In tandem Mbeki and Obasanjo pointed out that external debt payments to Northern nations, the World Bank and its sister agency the International Monetary Fund (IMF) were, in fact, crippling African and other Southern economies.

The World Bank currently designates 33 of Africa's 44 nations as heavily indebted poor countries, with the remaining 11 countries closely following suit.

While African children are dying of malaria and other preventable diseases, African governments are spending four times more on debt interest payments than on healthcare. The debt is, in fact, what diverts resources from health and education and ultimately disempowers African governments.

In this context, President Obasanjo called for total debt cancellation, while Mbeki told the forum that Africans also needed to be freed from foreign intervention and allowed to manage their own affairs.

Many analysts believe that the debt burden was, in fact, imposed on the South. The debt really took off in the 1970s, when the World Bank and the IMF earnestly started bankrolling Southern countries like there was no tomorrow.

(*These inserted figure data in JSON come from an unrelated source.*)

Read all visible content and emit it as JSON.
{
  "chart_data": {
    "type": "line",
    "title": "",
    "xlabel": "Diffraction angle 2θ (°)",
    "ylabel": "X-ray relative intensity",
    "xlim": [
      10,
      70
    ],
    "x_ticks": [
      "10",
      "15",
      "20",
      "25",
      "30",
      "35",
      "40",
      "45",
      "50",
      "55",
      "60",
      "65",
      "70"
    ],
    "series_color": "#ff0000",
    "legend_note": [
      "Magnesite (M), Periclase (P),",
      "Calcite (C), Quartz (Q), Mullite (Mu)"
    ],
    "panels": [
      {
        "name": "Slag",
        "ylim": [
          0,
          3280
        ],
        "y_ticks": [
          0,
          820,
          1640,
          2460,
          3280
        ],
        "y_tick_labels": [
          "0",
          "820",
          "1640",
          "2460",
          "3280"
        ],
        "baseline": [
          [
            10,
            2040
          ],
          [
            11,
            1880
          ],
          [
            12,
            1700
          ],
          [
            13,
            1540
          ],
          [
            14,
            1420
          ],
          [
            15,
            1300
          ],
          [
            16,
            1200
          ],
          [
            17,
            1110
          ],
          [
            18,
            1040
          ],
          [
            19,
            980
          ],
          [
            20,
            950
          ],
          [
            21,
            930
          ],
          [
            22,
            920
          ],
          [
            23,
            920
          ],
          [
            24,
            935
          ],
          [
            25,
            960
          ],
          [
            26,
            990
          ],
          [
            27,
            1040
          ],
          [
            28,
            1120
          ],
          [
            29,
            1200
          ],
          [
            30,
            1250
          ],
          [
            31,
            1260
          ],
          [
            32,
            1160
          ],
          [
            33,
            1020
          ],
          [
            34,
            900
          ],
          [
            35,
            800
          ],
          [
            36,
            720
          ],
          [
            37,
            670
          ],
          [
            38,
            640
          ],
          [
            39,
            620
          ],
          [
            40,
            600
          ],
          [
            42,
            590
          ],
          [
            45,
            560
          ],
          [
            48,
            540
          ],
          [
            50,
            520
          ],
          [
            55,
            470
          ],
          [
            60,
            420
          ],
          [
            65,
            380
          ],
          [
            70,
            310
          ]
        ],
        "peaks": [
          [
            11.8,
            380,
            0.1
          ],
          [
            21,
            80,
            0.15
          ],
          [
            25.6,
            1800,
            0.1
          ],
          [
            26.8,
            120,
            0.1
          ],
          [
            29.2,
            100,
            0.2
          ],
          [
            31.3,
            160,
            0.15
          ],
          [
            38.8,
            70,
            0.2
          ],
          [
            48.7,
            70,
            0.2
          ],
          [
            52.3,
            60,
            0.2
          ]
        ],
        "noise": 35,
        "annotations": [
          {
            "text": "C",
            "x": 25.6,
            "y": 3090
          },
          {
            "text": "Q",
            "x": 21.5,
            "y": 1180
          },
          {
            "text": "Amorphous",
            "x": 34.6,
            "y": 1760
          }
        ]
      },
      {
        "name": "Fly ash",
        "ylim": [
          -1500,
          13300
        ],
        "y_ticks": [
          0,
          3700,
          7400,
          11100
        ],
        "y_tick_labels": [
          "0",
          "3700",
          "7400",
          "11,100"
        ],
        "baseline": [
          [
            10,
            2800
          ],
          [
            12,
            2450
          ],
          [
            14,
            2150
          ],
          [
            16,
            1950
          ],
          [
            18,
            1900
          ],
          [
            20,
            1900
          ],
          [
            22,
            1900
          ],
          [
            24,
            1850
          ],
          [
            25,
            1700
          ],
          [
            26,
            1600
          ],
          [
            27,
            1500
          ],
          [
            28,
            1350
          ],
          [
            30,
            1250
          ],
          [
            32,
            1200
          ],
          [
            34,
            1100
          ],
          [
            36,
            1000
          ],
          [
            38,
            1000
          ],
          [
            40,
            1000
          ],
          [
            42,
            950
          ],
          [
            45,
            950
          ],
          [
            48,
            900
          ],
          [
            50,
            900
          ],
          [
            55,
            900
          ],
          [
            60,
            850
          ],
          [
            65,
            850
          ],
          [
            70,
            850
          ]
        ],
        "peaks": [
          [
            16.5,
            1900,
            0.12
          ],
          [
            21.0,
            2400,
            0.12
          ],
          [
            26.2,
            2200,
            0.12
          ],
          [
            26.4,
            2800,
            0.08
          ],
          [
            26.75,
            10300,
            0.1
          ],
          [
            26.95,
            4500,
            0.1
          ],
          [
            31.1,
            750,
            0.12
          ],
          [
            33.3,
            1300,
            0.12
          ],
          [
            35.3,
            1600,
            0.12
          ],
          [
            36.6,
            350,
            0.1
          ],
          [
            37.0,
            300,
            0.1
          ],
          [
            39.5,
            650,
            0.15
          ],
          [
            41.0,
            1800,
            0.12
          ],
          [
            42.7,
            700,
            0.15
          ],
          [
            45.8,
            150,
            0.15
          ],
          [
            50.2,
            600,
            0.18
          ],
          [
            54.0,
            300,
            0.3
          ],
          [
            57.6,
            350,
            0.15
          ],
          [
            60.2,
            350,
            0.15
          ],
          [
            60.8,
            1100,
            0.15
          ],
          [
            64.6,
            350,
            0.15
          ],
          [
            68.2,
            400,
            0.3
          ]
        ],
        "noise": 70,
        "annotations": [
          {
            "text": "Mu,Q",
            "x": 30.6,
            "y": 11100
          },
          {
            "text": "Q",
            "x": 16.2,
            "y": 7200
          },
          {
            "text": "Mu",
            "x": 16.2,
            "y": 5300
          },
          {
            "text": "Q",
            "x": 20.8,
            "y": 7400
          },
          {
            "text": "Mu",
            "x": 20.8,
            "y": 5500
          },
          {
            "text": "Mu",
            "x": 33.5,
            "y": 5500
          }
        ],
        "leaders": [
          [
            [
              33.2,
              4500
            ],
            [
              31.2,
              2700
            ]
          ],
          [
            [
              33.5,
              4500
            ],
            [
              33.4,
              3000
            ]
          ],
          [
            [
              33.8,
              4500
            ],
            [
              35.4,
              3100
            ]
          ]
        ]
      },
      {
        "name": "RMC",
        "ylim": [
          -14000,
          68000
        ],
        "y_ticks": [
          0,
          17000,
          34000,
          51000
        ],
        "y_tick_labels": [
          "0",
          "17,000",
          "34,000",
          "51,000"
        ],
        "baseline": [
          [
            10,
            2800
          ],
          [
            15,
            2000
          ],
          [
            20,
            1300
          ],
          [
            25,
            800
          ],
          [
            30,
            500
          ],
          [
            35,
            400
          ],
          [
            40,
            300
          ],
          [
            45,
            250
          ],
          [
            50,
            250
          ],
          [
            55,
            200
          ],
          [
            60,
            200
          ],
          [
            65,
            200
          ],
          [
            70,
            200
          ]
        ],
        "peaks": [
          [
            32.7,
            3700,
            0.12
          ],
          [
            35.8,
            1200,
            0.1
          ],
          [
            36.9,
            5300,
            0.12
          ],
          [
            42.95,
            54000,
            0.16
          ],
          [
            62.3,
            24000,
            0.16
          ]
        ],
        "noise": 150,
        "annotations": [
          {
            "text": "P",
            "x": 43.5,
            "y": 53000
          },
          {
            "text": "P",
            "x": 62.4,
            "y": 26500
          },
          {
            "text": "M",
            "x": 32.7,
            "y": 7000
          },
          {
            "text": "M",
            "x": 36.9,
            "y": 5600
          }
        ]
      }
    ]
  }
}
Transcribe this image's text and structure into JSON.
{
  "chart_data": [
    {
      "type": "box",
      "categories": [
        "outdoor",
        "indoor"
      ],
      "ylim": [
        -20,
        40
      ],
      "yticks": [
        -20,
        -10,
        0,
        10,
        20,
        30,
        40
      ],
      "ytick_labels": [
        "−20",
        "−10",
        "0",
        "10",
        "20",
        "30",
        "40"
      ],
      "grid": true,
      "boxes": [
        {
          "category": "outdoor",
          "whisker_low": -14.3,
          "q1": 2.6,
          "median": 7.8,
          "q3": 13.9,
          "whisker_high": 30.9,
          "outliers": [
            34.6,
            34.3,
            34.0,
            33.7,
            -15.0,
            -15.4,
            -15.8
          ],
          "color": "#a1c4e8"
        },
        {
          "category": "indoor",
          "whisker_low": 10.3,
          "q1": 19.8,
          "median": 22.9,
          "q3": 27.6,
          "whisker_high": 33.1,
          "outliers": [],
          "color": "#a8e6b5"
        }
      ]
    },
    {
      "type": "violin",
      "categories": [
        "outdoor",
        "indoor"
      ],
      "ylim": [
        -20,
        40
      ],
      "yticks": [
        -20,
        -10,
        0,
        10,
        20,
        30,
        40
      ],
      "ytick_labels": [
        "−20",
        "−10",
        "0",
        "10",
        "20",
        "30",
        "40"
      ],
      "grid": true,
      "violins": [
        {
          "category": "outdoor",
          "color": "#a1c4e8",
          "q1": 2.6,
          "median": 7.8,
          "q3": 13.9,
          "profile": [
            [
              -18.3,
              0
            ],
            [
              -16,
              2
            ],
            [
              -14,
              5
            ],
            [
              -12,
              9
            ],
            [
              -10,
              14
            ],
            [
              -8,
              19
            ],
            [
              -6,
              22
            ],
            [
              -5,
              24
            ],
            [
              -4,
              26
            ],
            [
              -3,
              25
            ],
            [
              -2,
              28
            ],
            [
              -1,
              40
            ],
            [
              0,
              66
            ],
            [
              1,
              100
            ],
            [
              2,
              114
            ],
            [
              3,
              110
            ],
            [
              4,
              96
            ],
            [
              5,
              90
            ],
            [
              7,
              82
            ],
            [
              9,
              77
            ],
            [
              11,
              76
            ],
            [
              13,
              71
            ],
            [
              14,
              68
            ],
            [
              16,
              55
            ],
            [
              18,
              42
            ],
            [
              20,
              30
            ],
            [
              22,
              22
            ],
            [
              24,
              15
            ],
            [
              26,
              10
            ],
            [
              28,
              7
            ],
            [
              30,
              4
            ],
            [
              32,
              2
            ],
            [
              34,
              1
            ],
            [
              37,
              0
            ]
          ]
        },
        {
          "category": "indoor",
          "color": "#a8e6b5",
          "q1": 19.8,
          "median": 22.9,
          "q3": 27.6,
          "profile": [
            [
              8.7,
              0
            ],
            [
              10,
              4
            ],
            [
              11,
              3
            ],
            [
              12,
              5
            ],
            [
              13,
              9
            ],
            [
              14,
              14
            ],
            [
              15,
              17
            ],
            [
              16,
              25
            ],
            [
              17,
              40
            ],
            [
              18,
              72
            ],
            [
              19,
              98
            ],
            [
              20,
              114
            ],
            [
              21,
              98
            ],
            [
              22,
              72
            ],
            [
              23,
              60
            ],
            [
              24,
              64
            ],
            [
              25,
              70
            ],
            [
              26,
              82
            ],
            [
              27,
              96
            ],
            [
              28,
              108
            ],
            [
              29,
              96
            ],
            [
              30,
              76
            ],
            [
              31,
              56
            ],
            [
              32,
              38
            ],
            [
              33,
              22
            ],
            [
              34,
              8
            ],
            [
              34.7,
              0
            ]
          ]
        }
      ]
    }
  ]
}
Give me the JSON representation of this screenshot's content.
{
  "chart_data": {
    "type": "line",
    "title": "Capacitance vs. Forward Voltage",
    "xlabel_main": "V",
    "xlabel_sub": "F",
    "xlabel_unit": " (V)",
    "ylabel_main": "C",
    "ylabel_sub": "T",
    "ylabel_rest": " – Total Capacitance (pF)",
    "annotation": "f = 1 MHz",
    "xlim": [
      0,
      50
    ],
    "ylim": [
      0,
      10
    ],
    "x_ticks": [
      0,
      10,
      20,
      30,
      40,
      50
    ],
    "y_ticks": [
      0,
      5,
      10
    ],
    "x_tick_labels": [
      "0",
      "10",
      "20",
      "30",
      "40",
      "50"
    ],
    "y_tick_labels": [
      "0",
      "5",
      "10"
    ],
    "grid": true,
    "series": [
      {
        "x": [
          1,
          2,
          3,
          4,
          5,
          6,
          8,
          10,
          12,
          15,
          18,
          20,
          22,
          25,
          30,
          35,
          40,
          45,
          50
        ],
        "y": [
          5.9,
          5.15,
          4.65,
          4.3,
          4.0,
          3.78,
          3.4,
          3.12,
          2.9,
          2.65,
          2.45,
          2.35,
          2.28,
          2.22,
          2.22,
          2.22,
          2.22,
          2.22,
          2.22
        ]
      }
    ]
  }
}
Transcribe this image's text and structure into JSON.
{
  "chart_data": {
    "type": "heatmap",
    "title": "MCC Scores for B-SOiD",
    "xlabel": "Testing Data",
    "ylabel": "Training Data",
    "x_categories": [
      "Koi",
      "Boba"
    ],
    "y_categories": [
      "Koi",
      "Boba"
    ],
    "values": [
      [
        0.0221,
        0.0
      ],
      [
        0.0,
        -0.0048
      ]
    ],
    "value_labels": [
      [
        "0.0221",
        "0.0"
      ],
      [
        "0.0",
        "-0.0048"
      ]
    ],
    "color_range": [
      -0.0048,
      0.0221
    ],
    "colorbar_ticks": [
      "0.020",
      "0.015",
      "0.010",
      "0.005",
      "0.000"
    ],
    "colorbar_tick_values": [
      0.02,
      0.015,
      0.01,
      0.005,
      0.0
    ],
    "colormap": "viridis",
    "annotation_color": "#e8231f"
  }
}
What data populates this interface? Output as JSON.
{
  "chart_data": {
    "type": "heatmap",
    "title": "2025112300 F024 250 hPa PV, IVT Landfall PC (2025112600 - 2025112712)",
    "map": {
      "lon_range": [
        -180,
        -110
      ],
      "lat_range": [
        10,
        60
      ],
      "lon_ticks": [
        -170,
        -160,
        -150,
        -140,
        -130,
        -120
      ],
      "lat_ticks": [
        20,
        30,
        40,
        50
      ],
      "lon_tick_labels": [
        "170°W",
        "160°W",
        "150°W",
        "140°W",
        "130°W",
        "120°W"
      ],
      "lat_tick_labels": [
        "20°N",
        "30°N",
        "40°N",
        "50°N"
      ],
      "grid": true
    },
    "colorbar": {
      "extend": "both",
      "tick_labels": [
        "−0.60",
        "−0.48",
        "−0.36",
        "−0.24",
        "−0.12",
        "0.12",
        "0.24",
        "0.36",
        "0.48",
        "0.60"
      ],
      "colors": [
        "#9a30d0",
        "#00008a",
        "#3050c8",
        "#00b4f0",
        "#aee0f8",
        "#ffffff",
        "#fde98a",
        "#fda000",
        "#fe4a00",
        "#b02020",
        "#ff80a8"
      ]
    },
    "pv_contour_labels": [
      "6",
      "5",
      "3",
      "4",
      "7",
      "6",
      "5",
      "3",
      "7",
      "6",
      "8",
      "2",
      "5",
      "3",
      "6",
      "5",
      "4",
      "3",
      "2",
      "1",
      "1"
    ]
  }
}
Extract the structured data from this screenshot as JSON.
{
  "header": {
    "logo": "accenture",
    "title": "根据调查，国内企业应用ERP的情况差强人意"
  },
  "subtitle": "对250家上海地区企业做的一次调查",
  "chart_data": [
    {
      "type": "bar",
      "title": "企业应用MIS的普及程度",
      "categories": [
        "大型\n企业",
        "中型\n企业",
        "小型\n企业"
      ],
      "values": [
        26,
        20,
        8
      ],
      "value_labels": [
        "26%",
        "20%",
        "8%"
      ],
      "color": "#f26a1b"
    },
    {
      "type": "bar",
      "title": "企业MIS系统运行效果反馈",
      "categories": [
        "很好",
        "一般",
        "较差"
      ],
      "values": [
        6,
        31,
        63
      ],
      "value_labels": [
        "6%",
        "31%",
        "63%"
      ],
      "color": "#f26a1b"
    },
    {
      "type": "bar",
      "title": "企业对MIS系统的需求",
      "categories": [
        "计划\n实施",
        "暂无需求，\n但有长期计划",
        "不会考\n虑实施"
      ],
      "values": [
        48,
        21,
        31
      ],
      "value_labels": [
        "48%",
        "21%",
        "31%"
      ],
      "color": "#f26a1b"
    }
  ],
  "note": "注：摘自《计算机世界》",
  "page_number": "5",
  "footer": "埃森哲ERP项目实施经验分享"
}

For the moneylenders the beauty of the debt cycle lies in its exponential growth. First, indebted countries are unable to meet tight payment schedules, which then force them to take out new loans and reschedule payments -- while paying accrued interests on servicing the debt. The external debt burden on sub-Saharan Africa has increased by an estimated 400 per cent since 1980 as a result of this vicious cycle. The debt thus spells big business to the World Bank/IMF and their corporate partners. In poverty-stricken sub-Saharan Africa, the debt amounts to $230 billion.

While generously disbursing loans, the international agencies went into the business of pushing and financing ill-conceived development schemes, exhibiting astounding failure rates of 65 to 70 per cent.

However, success or failure rates are besides the point. Capital return on the loans is where it's at. Besides milking debt servicing for all its worth, the WB and the IMF secured procurement as part of their loan conditionality. And procurement, like the debt, spells big bucks. According to Corporate Watch, a Washington-based trade watch dog, the US Treasury Department estimates that for every dollar the US contributes to international development banks, US corporations receive more than double the amount in bank- financed procurement contracts.

Given the profits at stake, is it conceivable that Northern countries cancel the debt, write off procurement and grant sovereignty to the South? Will Davos deliver? This is not in the cards, says economist Walden Bello of the Global South, a development NGO. "World Bank- sponsored macro-economic strategies, are ostensibly aimed at prioritising poverty reduction, but are actually the same old free-market programmes with cosmetic safety nets."